There are a few things at sea that one can usually rely on as constant: the sun rises in the east and sets in the west; valves and screws obey the lefty-loosy, righty-tighty rule; and a compass is divided into 360 degrees. Imagine the surprise, then, when sailor Dennis Ross discovered that a compass from the estate of his departed sea-going grandfather was divided into 400 increments. “The 400° compass is marked 1922, Lemaire, Paris, and No. 15741 is engraved above the hinge and M.G. on the top,” Ross said.
A crafty French ploy? Perhaps. “The 400 division replacing the 360° scale was introduced at the time of the French Revolution as part of the decimalization process,” said Willem Mörzer Bruyns, senior curator at the Sheepsvaartmuseum, a maritime museum in Amsterdam. “However, it did not catch on, nor did the attempted decimalization of time. Nevertheless, the 400 (‘parts’ or ‘grades’) division was in use during the 19th century, especially by the French military engineering service. Decimalization was the subject of an international conference in 1900, and a number of decimally divided instruments were produced at that time.”
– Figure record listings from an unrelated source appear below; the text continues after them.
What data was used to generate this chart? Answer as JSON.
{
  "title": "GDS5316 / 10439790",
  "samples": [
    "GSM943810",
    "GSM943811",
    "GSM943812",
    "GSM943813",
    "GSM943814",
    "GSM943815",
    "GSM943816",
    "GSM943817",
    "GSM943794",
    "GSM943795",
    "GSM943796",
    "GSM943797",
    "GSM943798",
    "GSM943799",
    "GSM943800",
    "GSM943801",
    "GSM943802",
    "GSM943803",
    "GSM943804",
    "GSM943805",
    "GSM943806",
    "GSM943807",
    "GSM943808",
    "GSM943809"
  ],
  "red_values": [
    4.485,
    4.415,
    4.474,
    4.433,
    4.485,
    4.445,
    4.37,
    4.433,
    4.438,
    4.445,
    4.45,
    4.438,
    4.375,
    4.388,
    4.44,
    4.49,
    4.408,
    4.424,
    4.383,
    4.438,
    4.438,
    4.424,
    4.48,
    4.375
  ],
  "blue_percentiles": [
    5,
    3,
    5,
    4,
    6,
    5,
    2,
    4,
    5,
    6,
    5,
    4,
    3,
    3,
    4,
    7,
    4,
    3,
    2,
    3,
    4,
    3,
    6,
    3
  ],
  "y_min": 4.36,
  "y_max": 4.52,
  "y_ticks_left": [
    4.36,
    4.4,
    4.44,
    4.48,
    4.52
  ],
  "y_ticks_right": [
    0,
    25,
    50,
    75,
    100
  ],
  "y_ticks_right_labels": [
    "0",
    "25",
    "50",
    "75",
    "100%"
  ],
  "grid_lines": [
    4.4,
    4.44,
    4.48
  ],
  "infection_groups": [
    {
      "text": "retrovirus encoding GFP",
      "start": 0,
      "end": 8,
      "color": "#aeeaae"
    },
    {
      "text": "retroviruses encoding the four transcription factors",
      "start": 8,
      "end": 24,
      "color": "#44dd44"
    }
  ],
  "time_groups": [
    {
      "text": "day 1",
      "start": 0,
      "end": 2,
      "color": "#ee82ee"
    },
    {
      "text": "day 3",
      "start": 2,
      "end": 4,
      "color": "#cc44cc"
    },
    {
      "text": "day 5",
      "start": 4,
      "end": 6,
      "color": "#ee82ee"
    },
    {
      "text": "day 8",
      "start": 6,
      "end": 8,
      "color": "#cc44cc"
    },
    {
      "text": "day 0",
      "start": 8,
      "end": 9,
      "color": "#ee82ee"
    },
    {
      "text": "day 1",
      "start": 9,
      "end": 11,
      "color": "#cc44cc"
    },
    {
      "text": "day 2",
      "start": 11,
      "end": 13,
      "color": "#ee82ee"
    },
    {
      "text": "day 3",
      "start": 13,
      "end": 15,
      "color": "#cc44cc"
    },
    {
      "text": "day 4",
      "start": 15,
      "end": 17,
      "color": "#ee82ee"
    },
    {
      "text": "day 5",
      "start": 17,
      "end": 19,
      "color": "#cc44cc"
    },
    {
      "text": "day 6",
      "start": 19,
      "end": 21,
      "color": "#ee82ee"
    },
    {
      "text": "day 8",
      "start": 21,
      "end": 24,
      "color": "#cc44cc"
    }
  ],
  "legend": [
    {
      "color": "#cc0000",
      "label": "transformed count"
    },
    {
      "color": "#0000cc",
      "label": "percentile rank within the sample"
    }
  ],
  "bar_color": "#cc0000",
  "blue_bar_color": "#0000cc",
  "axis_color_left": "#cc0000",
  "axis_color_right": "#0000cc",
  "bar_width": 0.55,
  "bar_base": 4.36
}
In Europe, compasses incremented in 400 divisions are still available, mostly for surveying purposes, according to an engineer at the Finnish compass manufacturer Suunto.
Bruyns doubted whether Ross’s compass was intended for nautical use. He also thought the compass might predate 1922, since compasses are rarely dated; rather, the “1922” is possibly the manufacturer’s mark. Perhaps 360° on a ship’s compass can be considered constant after all.